The fine structure of the organic matrix of the shore crab cuticle (Carcinus maenas L.), observed in transmission electron microscopy, reveals three different levels of organization of the chitin-protein complex. The highest level corresponds to the 'twisted plywood' organization described by Bouligand (1972). Horizontal microfibrils, parallel to the cuticle plane, rotate progressively from one level to another. When viewed in oblique section this structure gives superimposed series of nested arcs, visible in light microscopy or at the lowest magnifications of the electron microscope, in all the chitin-protein layers. At the highest magnifications of the electron microscope and with the best resolution, when the ultrathin sections are exactly transverse to the microfibril, a constant pattern can be observed which consists of rods transparent to electrons, which are embedded in an electron-opaque matrix. In cross-section, these rods often form more or less hexagonal arrays. We call a microfibril one rod and the adjacent opaque material, and question the usual interpretation of the microfibril molecular structure. Between these two levels of organization, there is an intermediate level, which corresponds to the grouping of microfibrils. Microfibrils form a dense structure, with few free spaces in the membranous layer, the deepest and non-calcified layer of the cuticle. In other parts of the cuticle, microfibrils are grouped into fibrils of various diameters or form a reticulate structure, the free spaces of the organic matrix being occupied by mineral.

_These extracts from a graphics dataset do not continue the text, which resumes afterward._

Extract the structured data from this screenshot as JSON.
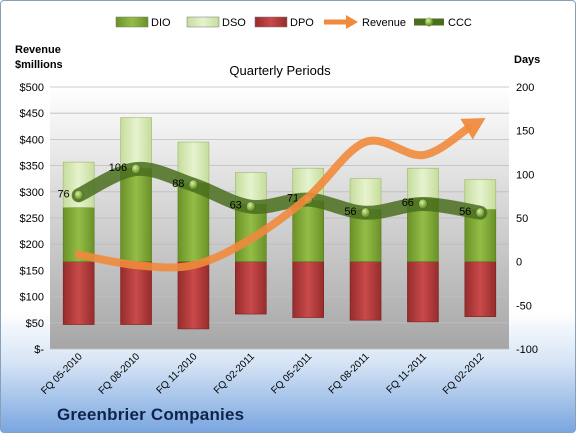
{
  "chart_data": {
    "type": "bar",
    "title": "Quarterly Periods",
    "company": "Greenbrier Companies",
    "categories": [
      "FQ 05-2010",
      "FQ 08-2010",
      "FQ 11-2010",
      "FQ 02-2011",
      "FQ 05-2011",
      "FQ 08-2011",
      "FQ 11-2011",
      "FQ 02-2012"
    ],
    "left_axis": {
      "label": "Revenue\n$millions",
      "range": [
        0,
        500
      ],
      "ticks": [
        {
          "v": 0,
          "t": "$-"
        },
        {
          "v": 50,
          "t": "$50"
        },
        {
          "v": 100,
          "t": "$100"
        },
        {
          "v": 150,
          "t": "$150"
        },
        {
          "v": 200,
          "t": "$200"
        },
        {
          "v": 250,
          "t": "$250"
        },
        {
          "v": 300,
          "t": "$300"
        },
        {
          "v": 350,
          "t": "$350"
        },
        {
          "v": 400,
          "t": "$400"
        },
        {
          "v": 450,
          "t": "$450"
        },
        {
          "v": 500,
          "t": "$500"
        }
      ]
    },
    "right_axis": {
      "label": "Days",
      "range": [
        -100,
        200
      ],
      "ticks": [
        {
          "v": -100,
          "t": "-100"
        },
        {
          "v": -50,
          "t": "-50"
        },
        {
          "v": 0,
          "t": "0"
        },
        {
          "v": 50,
          "t": "50"
        },
        {
          "v": 100,
          "t": "100"
        },
        {
          "v": 150,
          "t": "150"
        },
        {
          "v": 200,
          "t": "200"
        }
      ]
    },
    "series": [
      {
        "name": "DIO",
        "axis": "right",
        "values": [
          62,
          107,
          90,
          66,
          70,
          60,
          72,
          60
        ]
      },
      {
        "name": "DSO",
        "axis": "right",
        "values": [
          52,
          58,
          47,
          36,
          37,
          35,
          35,
          34
        ]
      },
      {
        "name": "DPO",
        "axis": "right",
        "values": [
          -72,
          -72,
          -77,
          -60,
          -64,
          -67,
          -69,
          -63
        ]
      },
      {
        "name": "Revenue",
        "axis": "left",
        "values": [
          180,
          160,
          160,
          210,
          290,
          395,
          370,
          435
        ]
      },
      {
        "name": "CCC",
        "axis": "right",
        "values": [
          76,
          106,
          88,
          63,
          71,
          56,
          66,
          56
        ],
        "labels": [
          "76",
          "106",
          "88",
          "63",
          "71",
          "56",
          "66",
          "56"
        ]
      }
    ],
    "colors": {
      "DIO": "#7fa832",
      "DSO": "#d6eab0",
      "DPO": "#b23a3a",
      "Revenue": "#f08a3c",
      "CCC": "#4a6e1e"
    },
    "legend_position": "top"
  }
}
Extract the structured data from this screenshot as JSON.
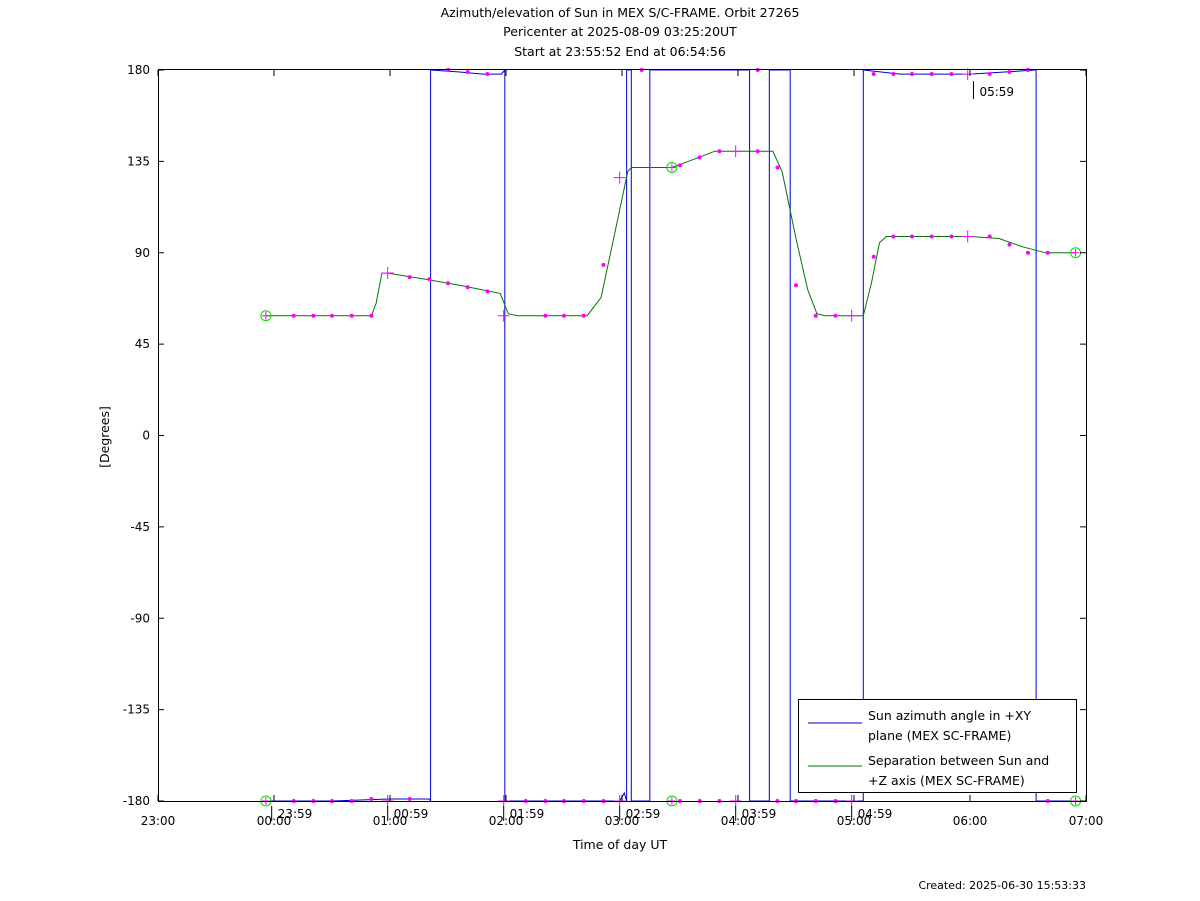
{
  "chart_data": {
    "type": "line",
    "title": [
      "Azimuth/elevation of Sun in MEX S/C-FRAME.  Orbit 27265",
      "Pericenter at 2025-08-09 03:25:20UT",
      "Start at 23:55:52 End at 06:54:56"
    ],
    "xlabel": "Time of day UT",
    "ylabel": "[Degrees]",
    "xlim": [
      -1,
      7
    ],
    "ylim": [
      -180,
      180
    ],
    "x_unit": "hours of day UT (negative = previous day)",
    "xticks": [
      -1,
      0,
      1,
      2,
      3,
      4,
      5,
      6,
      7
    ],
    "xtick_labels": [
      "23:00",
      "00:00",
      "01:00",
      "02:00",
      "03:00",
      "04:00",
      "05:00",
      "06:00",
      "07:00"
    ],
    "yticks": [
      180,
      135,
      90,
      45,
      0,
      -45,
      -90,
      -135,
      -180
    ],
    "ytick_labels": [
      "180",
      "135",
      "90",
      "45",
      "0",
      "-45",
      "-90",
      "-135",
      "-180"
    ],
    "created": "Created: 2025-06-30 15:53:33",
    "legend": {
      "placement": "bottom-right",
      "entries": [
        {
          "line1": "Sun azimuth angle in +XY",
          "line2": "plane (MEX SC-FRAME)",
          "color": "#0000cc"
        },
        {
          "line1": "Separation between Sun and",
          "line2": "+Z axis (MEX SC-FRAME)",
          "color": "#007700"
        }
      ]
    },
    "annotations": [
      {
        "text": "23:59",
        "x": -0.02,
        "y": -180
      },
      {
        "text": "00:59",
        "x": 0.98,
        "y": -180
      },
      {
        "text": "01:59",
        "x": 1.98,
        "y": -180
      },
      {
        "text": "02:59",
        "x": 2.98,
        "y": -180
      },
      {
        "text": "03:59",
        "x": 3.98,
        "y": -180
      },
      {
        "text": "04:59",
        "x": 4.98,
        "y": -180
      },
      {
        "text": "05:59",
        "x": 6.03,
        "y": 177
      }
    ],
    "series": [
      {
        "name": "Sun azimuth angle in +XY plane (MEX SC-FRAME)",
        "color": "#0000cc",
        "segments": [
          [
            [
              -0.07,
              -180
            ],
            [
              0.5,
              -180
            ],
            [
              1.0,
              -179
            ],
            [
              1.34,
              -179
            ],
            [
              1.35,
              -180
            ]
          ],
          [
            [
              1.35,
              180
            ],
            [
              1.6,
              179
            ],
            [
              1.8,
              178
            ],
            [
              1.96,
              178
            ],
            [
              1.99,
              180
            ]
          ],
          [
            [
              1.99,
              -180
            ],
            [
              2.5,
              -180
            ],
            [
              2.98,
              -180
            ],
            [
              3.02,
              -176
            ],
            [
              3.04,
              -180
            ]
          ],
          [
            [
              3.04,
              180
            ],
            [
              3.08,
              180
            ]
          ],
          [
            [
              3.08,
              -180
            ],
            [
              3.24,
              -180
            ]
          ],
          [
            [
              3.24,
              180
            ],
            [
              4.1,
              180
            ]
          ],
          [
            [
              4.1,
              -180
            ],
            [
              4.27,
              -180
            ]
          ],
          [
            [
              4.27,
              180
            ],
            [
              4.45,
              180
            ]
          ],
          [
            [
              4.45,
              -180
            ],
            [
              5.08,
              -180
            ]
          ],
          [
            [
              5.08,
              180
            ],
            [
              5.4,
              178
            ],
            [
              6.0,
              178
            ],
            [
              6.3,
              179
            ],
            [
              6.57,
              180
            ]
          ],
          [
            [
              6.57,
              -180
            ],
            [
              6.91,
              -180
            ]
          ]
        ]
      },
      {
        "name": "Separation between Sun and +Z axis (MEX SC-FRAME)",
        "color": "#007700",
        "segments": [
          [
            [
              -0.07,
              59
            ],
            [
              0.84,
              59
            ],
            [
              0.88,
              65
            ],
            [
              0.93,
              80
            ],
            [
              0.98,
              80
            ],
            [
              1.3,
              77
            ],
            [
              1.6,
              74
            ],
            [
              1.95,
              70
            ],
            [
              2.02,
              60
            ],
            [
              2.1,
              59
            ],
            [
              2.7,
              59
            ],
            [
              2.82,
              68
            ],
            [
              2.95,
              103
            ],
            [
              3.05,
              130
            ],
            [
              3.08,
              132
            ],
            [
              3.43,
              132
            ],
            [
              3.62,
              136
            ],
            [
              3.8,
              140
            ],
            [
              4.3,
              140
            ],
            [
              4.38,
              130
            ],
            [
              4.5,
              97
            ],
            [
              4.6,
              72
            ],
            [
              4.68,
              60
            ],
            [
              4.75,
              59
            ],
            [
              5.08,
              59
            ],
            [
              5.15,
              75
            ],
            [
              5.22,
              95
            ],
            [
              5.28,
              98
            ],
            [
              6.0,
              98
            ],
            [
              6.25,
              97
            ],
            [
              6.45,
              93
            ],
            [
              6.65,
              90
            ],
            [
              6.91,
              90
            ]
          ]
        ]
      }
    ],
    "markers": {
      "color": "#ff00ff",
      "circle_color": "#00dd00",
      "dots": [
        [
          0.17,
          59
        ],
        [
          0.34,
          59
        ],
        [
          0.5,
          59
        ],
        [
          0.67,
          59
        ],
        [
          0.84,
          59
        ],
        [
          1.17,
          78
        ],
        [
          1.34,
          77
        ],
        [
          1.5,
          75
        ],
        [
          1.67,
          73
        ],
        [
          1.84,
          71
        ],
        [
          2.34,
          59
        ],
        [
          2.5,
          59
        ],
        [
          2.67,
          59
        ],
        [
          2.84,
          84
        ],
        [
          3.5,
          133
        ],
        [
          3.67,
          137
        ],
        [
          3.84,
          140
        ],
        [
          4.17,
          140
        ],
        [
          4.34,
          132
        ],
        [
          4.5,
          74
        ],
        [
          4.67,
          59
        ],
        [
          4.84,
          59
        ],
        [
          5.17,
          88
        ],
        [
          5.34,
          98
        ],
        [
          5.5,
          98
        ],
        [
          5.67,
          98
        ],
        [
          5.84,
          98
        ],
        [
          6.17,
          98
        ],
        [
          6.34,
          94
        ],
        [
          6.5,
          90
        ],
        [
          6.67,
          90
        ],
        [
          0.17,
          -180
        ],
        [
          0.34,
          -180
        ],
        [
          0.5,
          -180
        ],
        [
          0.67,
          -180
        ],
        [
          0.84,
          -179
        ],
        [
          1.17,
          -179
        ],
        [
          1.5,
          180
        ],
        [
          1.67,
          179
        ],
        [
          1.84,
          178
        ],
        [
          2.17,
          -180
        ],
        [
          2.34,
          -180
        ],
        [
          2.5,
          -180
        ],
        [
          2.67,
          -180
        ],
        [
          2.84,
          -180
        ],
        [
          3.17,
          180
        ],
        [
          3.5,
          -180
        ],
        [
          3.67,
          -180
        ],
        [
          3.84,
          -180
        ],
        [
          4.17,
          180
        ],
        [
          4.34,
          -180
        ],
        [
          4.5,
          -180
        ],
        [
          4.67,
          -180
        ],
        [
          4.84,
          -180
        ],
        [
          5.17,
          178
        ],
        [
          5.34,
          178
        ],
        [
          5.5,
          178
        ],
        [
          5.67,
          178
        ],
        [
          5.84,
          178
        ],
        [
          6.17,
          178
        ],
        [
          6.34,
          179
        ],
        [
          6.5,
          180
        ],
        [
          6.67,
          -180
        ]
      ],
      "crosses": [
        [
          0.98,
          80
        ],
        [
          1.98,
          59
        ],
        [
          2.98,
          127
        ],
        [
          3.98,
          140
        ],
        [
          4.98,
          59
        ],
        [
          5.98,
          98
        ],
        [
          0.98,
          -180
        ],
        [
          1.98,
          -180
        ],
        [
          2.98,
          -180
        ],
        [
          3.98,
          -180
        ],
        [
          4.98,
          -180
        ],
        [
          5.98,
          178
        ]
      ],
      "circles": [
        [
          -0.07,
          59
        ],
        [
          3.43,
          132
        ],
        [
          6.91,
          90
        ],
        [
          -0.07,
          -180
        ],
        [
          3.43,
          -180
        ],
        [
          6.91,
          -180
        ]
      ]
    }
  }
}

Calcification initiation sites in the crab cuticle: the interprismatic septa. An ultrastructural cytochemical study.

In the crab cuticle the interprismatic septa (IS), which correspond to imprints left in the cuticle by the margins of the epidermal cells, penetrate the twisted structure of the chitin-protein matrix. The ultrastructure and geometric relationship between the fibrous architecture and the pattern of the prisms is described. The cytochemical characterization of the IS, by pronase treatment and ruthenium red staining, supports the hypothesis that this material corresponds to cell-coat glycoproteins released in the cuticle during secretion of the organic matrix. Calcification begins after ecdysis in the external laminae of the pigmented layer and along the IS. The presence of cation-binding glycoproteins in the sites where calcification is initiated could induce the nucleation of the mineral phase by concentrating calcium. The extracellular distribution of carbonic anhydrase, which favours carbonate deposition, is observed on ultrathin sections over the IS.